## Setup

Required libs:
* langchain for integrating language models and retrieval models.
* ibm-watsonx-ai for accessing the watsonx Granite language model.
* wget for downloading files from the internet.
* sentence-transformers for computing dense vector representations for sentences, paragraphs, and images.
* chromadb for an open source embedding database.
* pydantic for data validation.
* sqlalchemy for SQL toolkit and Object-Relational Mapping (ORM).

In [None]:
%%capture
!pip install langchain==0.2.6 | tail -n 1
!pip install langchain-community==0.2.6 | tail -n 1
!pip install ibm-watsonx-ai==1.0.10 | tail -n 1
!pip install langchain_ibm==0.1.8 | tail -n 1
!pip install wget==3.2 | tail -n 1
!pip install sentence-transformers==3.0.1 | tail -n 1
!pip install chromadb==0.5.3 | tail -n 1
!pip install pydantic==2.8.0 | tail -n 1
!pip install sqlalchemy==2.0.30 | tail -n 1

## Preparing

In [None]:
from ibm_watsonx_ai import APIClient
from ibm_watsonx_ai import Credentials
import os


credentials = Credentials(
                   url = "https://us-south.ml.cloud.ibm.com",
                  )

client = APIClient(credentials)

project_id  = "skills-network"

## Loading

CharakterTextSplitter component: 
- **Chunk size**: The chunk_size parameter specifies the maximum number of characters in each chunk. 
- **Chunk overlap**: The chunk_overlap parameter determines the number of characters that should overlap between consecutive chunks.

In [None]:
import requests
from langchain.document_loaders import TextLoader
from langchain.text_splitter import CharacterTextSplitter

# Define filename and URL
filename = 'state_of_the_union.txt'
url = 'https://cf-courses-data.s3.us.cloud-object-storage.appdomain.cloud/zNYlnZMW6K-9GP72DDizOQ/state-of-the-union.txt'

# Download the file if it does not exist
if not os.path.isfile(filename):
    response = requests.get(url)
    with open(filename, 'wb') as f:
        f.write(response.content)

# Load the document
loader = TextLoader(filename)
documents = loader.load()

# Split the document into chunks using CharacterTextSplitter
text_splitter = CharacterTextSplitter(chunk_size=1000, chunk_overlap=0)
texts = text_splitter.split_documents(documents)

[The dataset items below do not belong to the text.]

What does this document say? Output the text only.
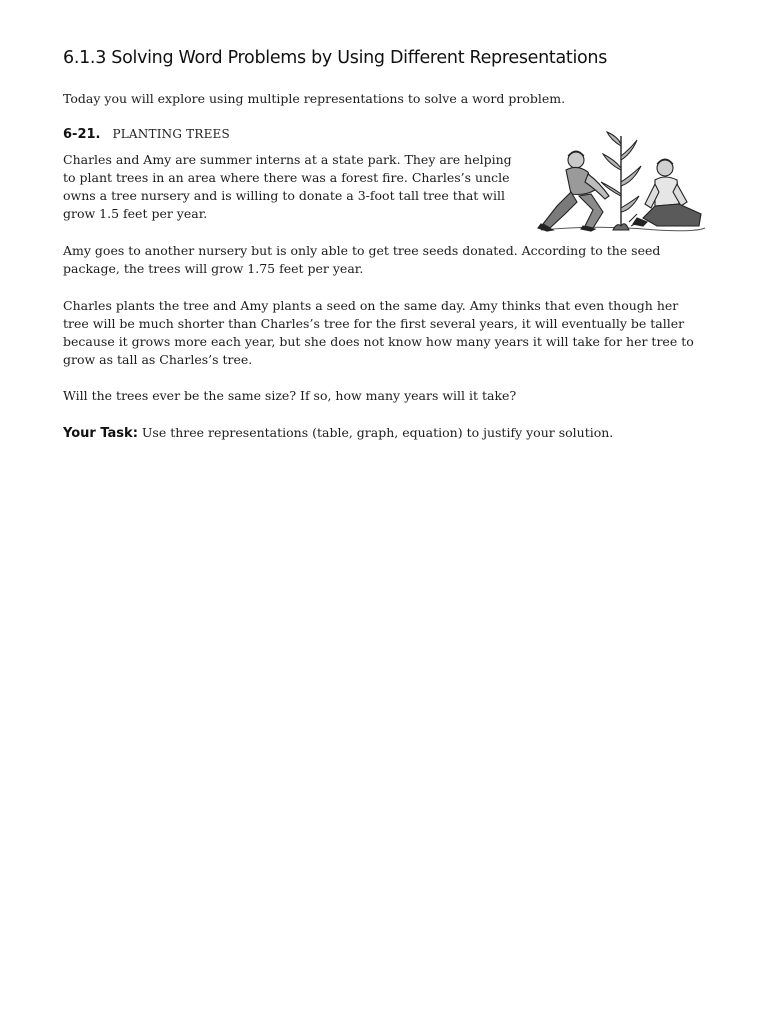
6.1.3 Solving Word Problems by Using Different Representations

Today you will explore using multiple representations to solve a word problem.

6-21. PLANTING TREES

Charles and Amy are summer interns at a state park. They are helping to plant trees in an area where there was a forest fire. Charles’s uncle owns a tree nursery and is willing to donate a 3-foot tall tree that will grow 1.5 feet per year.

Amy goes to another nursery but is only able to get tree seeds donated. According to the seed package, the trees will grow 1.75 feet per year.

Charles plants the tree and Amy plants a seed on the same day. Amy thinks that even though her tree will be much shorter than Charles’s tree for the first several years, it will eventually be taller because it grows more each year, but she does not know how many years it will take for her tree to grow as tall as Charles’s tree.

Will the trees ever be the same size? If so, how many years will it take?

Your Task: Use three representations (table, graph, equation) to justify your solution.
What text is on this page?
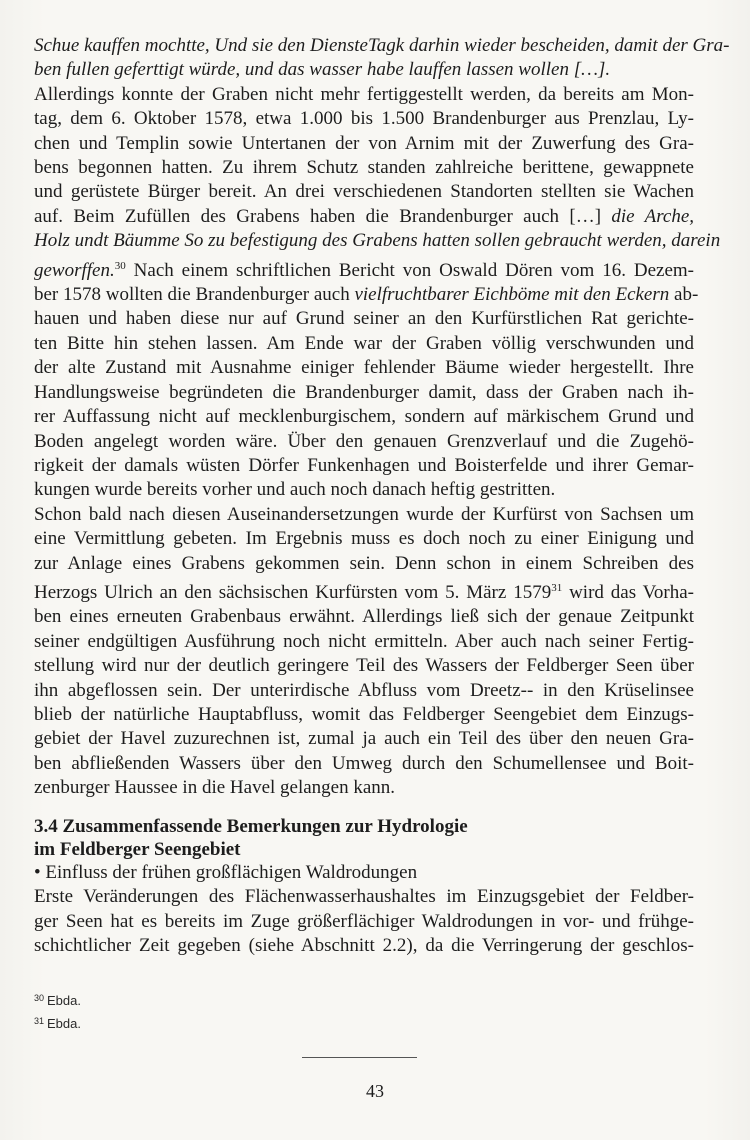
Schue kauffen mochtte, Und sie den DiensteTagk darhin wieder bescheiden, damit der Gra-
ben fullen geferttigt würde, und das wasser habe lauffen lassen wollen […].
Allerdings konnte der Graben nicht mehr fertiggestellt werden, da bereits am Mon-
tag, dem 6. Oktober 1578, etwa 1.000 bis 1.500 Brandenburger aus Prenzlau, Ly-
chen und Templin sowie Untertanen der von Arnim mit der Zuwerfung des Gra-
bens begonnen hatten. Zu ihrem Schutz standen zahlreiche berittene, gewappnete
und gerüstete Bürger bereit. An drei verschiedenen Standorten stellten sie Wachen
auf. Beim Zufüllen des Grabens haben die Brandenburger auch […] die Arche,
Holz undt Bäumme So zu befestigung des Grabens hatten sollen gebraucht werden, darein
geworffen.$^{30}$ Nach einem schriftlichen Bericht von Oswald Dören vom 16. Dezem-
ber 1578 wollten die Brandenburger auch vielfruchtbarer Eichböme mit den Eckern ab-
hauen und haben diese nur auf Grund seiner an den Kurfürstlichen Rat gerichte-
ten Bitte hin stehen lassen. Am Ende war der Graben völlig verschwunden und
der alte Zustand mit Ausnahme einiger fehlender Bäume wieder hergestellt. Ihre
Handlungsweise begründeten die Brandenburger damit, dass der Graben nach ih-
rer Auffassung nicht auf mecklenburgischem, sondern auf märkischem Grund und
Boden angelegt worden wäre. Über den genauen Grenzverlauf und die Zugehö-
rigkeit der damals wüsten Dörfer Funkenhagen und Boisterfelde und ihrer Gemar-
kungen wurde bereits vorher und auch noch danach heftig gestritten.
Schon bald nach diesen Auseinandersetzungen wurde der Kurfürst von Sachsen um
eine Vermittlung gebeten. Im Ergebnis muss es doch noch zu einer Einigung und
zur Anlage eines Grabens gekommen sein. Denn schon in einem Schreiben des
Herzogs Ulrich an den sächsischen Kurfürsten vom 5. März 1579$^{31}$ wird das Vorha-
ben eines erneuten Grabenbaus erwähnt. Allerdings ließ sich der genaue Zeitpunkt
seiner endgültigen Ausführung noch nicht ermitteln. Aber auch nach seiner Fertig-
stellung wird nur der deutlich geringere Teil des Wassers der Feldberger Seen über
ihn abgeflossen sein. Der unterirdische Abfluss vom Dreetz-- in den Krüselinsee
blieb der natürliche Hauptabfluss, womit das Feldberger Seengebiet dem Einzugs-
gebiet der Havel zuzurechnen ist, zumal ja auch ein Teil des über den neuen Gra-
ben abfließenden Wassers über den Umweg durch den Schumellensee und Boit-
zenburger Haussee in die Havel gelangen kann.
3.4 Zusammenfassende Bemerkungen zur Hydrologie
im Feldberger Seengebiet
• Einfluss der frühen großflächigen Waldrodungen
Erste Veränderungen des Flächenwasserhaushaltes im Einzugsgebiet der Feldber-
ger Seen hat es bereits im Zuge größerflächiger Waldrodungen in vor- und frühge-
schichtlicher Zeit gegeben (siehe Abschnitt 2.2), da die Verringerung der geschlos-
$^{30}$ Ebda.
$^{31}$ Ebda.
43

print(f"Number of chunks: {len(texts)}")

Create an embedding model

In [None]:
from ibm_watsonx_ai.foundation_models.utils import get_embedding_model_specs
from langchain_ibm import WatsonxEmbeddings
from ibm_watsonx_ai.foundation_models.utils.enums import EmbeddingTypes
from langchain.vectorstores import Chroma

get_embedding_model_specs(credentials.get('url'))

# Part 1: Create Embedding Model
# Set up the WatsonxEmbeddings object
embeddings = WatsonxEmbeddings(
    model_id=EmbeddingTypes.IBM_SLATE_30M_ENG.value,
    url=credentials["url"],
    project_id=project_id
    )

# Part 2: Embed Documents and Store
docsearch = Chroma.from_documents(texts, embeddings)

# Let us print several embedding vectors.
# Generate and print embedding vectors for a sample of the documents
sample_texts = texts[:3]  # Taking a sample of 3 documents for demonstration
sample_embeddings = embeddings.embed_documents([doc.page_content for doc in sample_texts])

print("Sample Embedding Vectors:")
for i, embedding in enumerate(sample_embeddings):
    print(f"Document {i + 1} Embedding Vector: Length: {len(embedding)}; {embedding}")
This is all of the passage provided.